No, this is not a tongue twister you’d hear muttered in the wings of a high school stage play. This is, no lie, just one of several deadening excerpts from Bob Honey Who Just Do Stuff, the debut novel of actor Sean Penn, who, terrifyingly, seems to be giving up acting in favor of poorly aping Thomas Pynchon and successfully embodying Charles Bukowski.

The 160-page novel tells the story of its namesake character, a septic tank entrepreneur and contract killer who Forrest Gumps his way through Hurricane Katrina, Baghdad at the outset of the Iraq War, and the “penis-edency” of a Donald Trumpian commander in chief. Huffington Post’s Claire Fallon describes it as “an exercise in ass-showing, a 160-page self-own.” Other reviews are kinder, if similarly unimpressed. The New York Times calls it “agonizing” and “conspicuously un-fun,” while Entertainment Weekly criticizes its “woozy gender politics” while dubbing it “shrill,” “confounding,” and “a little hypocritical.”
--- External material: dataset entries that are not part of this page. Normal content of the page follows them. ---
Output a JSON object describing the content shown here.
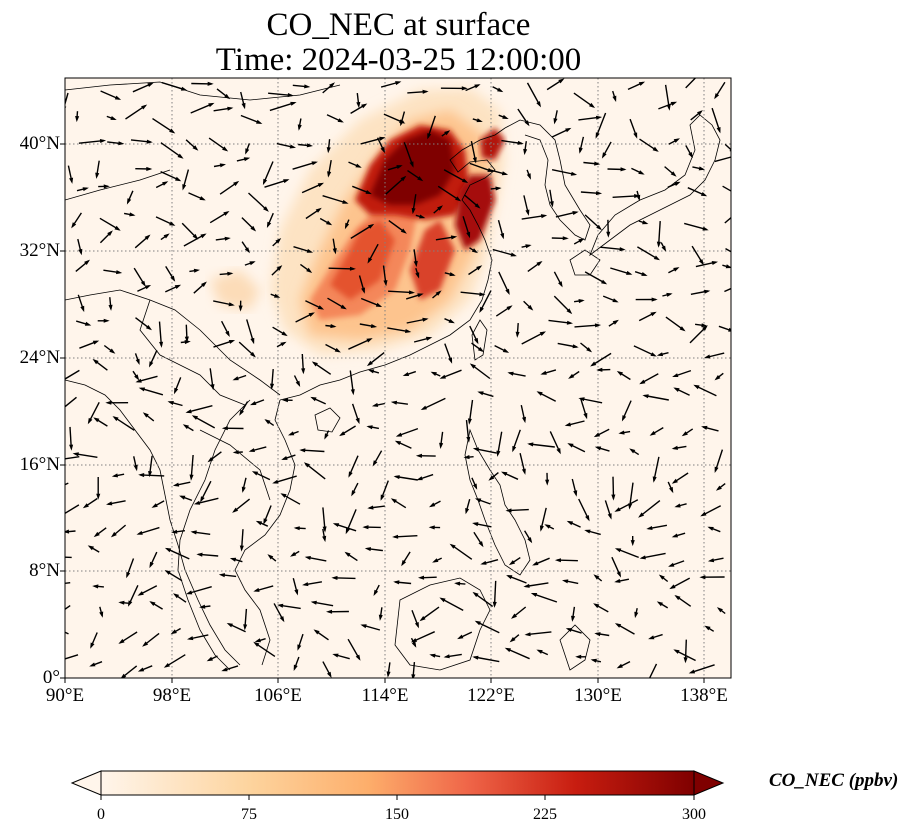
{
  "title_line1": "CO_NEC at surface",
  "title_line2": "Time: 2024-03-25 12:00:00",
  "lat_ticks": [
    "40°N",
    "32°N",
    "24°N",
    "16°N",
    "8°N",
    "0°"
  ],
  "lon_ticks": [
    "90°E",
    "98°E",
    "106°E",
    "114°E",
    "122°E",
    "130°E",
    "138°E"
  ],
  "colorbar": {
    "label": "CO_NEC (ppbv)",
    "ticks": [
      "0",
      "75",
      "150",
      "225",
      "300"
    ],
    "min": 0,
    "max": 300,
    "extend": "both",
    "colormap": [
      "#fff5eb",
      "#fdd49e",
      "#fdbb84",
      "#ef6548",
      "#d7301f",
      "#7f0000"
    ]
  },
  "map": {
    "projection": "PlateCarree",
    "lon_range": [
      90,
      140
    ],
    "lat_range": [
      0,
      45
    ],
    "gridlines": "dotted",
    "colors": {
      "background": "#fff5eb",
      "coast": "#000000",
      "grid": "#808080",
      "arrow": "#000000"
    }
  }
}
But one needn’t dig far to discover the dissertation’s most dunk-worthy declarations, which allow for an astonishing abundance of alliterative announcements. Fallon’s collected some examples of her own:

“Bob’s boyhood essence set him up for a separation from time, synergy, and social mores, leading him to acts of indelicacy, wounding words, and woeful whimsy that he himself would come to dread.” ― page 12

“Silly questions of cherries saved served to sever any last impression Bob might have had of Spurley as a serious citizen.” ― page 94

“There is pride to be had where the prejudicial is practiced with precision in the trenchant triage of tactile terminations.” ― page 125

“His dream’s desert daylight diffusion dictated disturbances in the void of visual detail.” ― page 142

And she’s not the only one who noticed.

And then there’s the book’s epilogue, a six-page poem about the #MeToo movement. “Was it really in our interest to trample Charlie Rose?” he asks. Maybe he should ask the 11 women the dude groped against their will?

And we thought he couldn’t sink lower than The Last Face.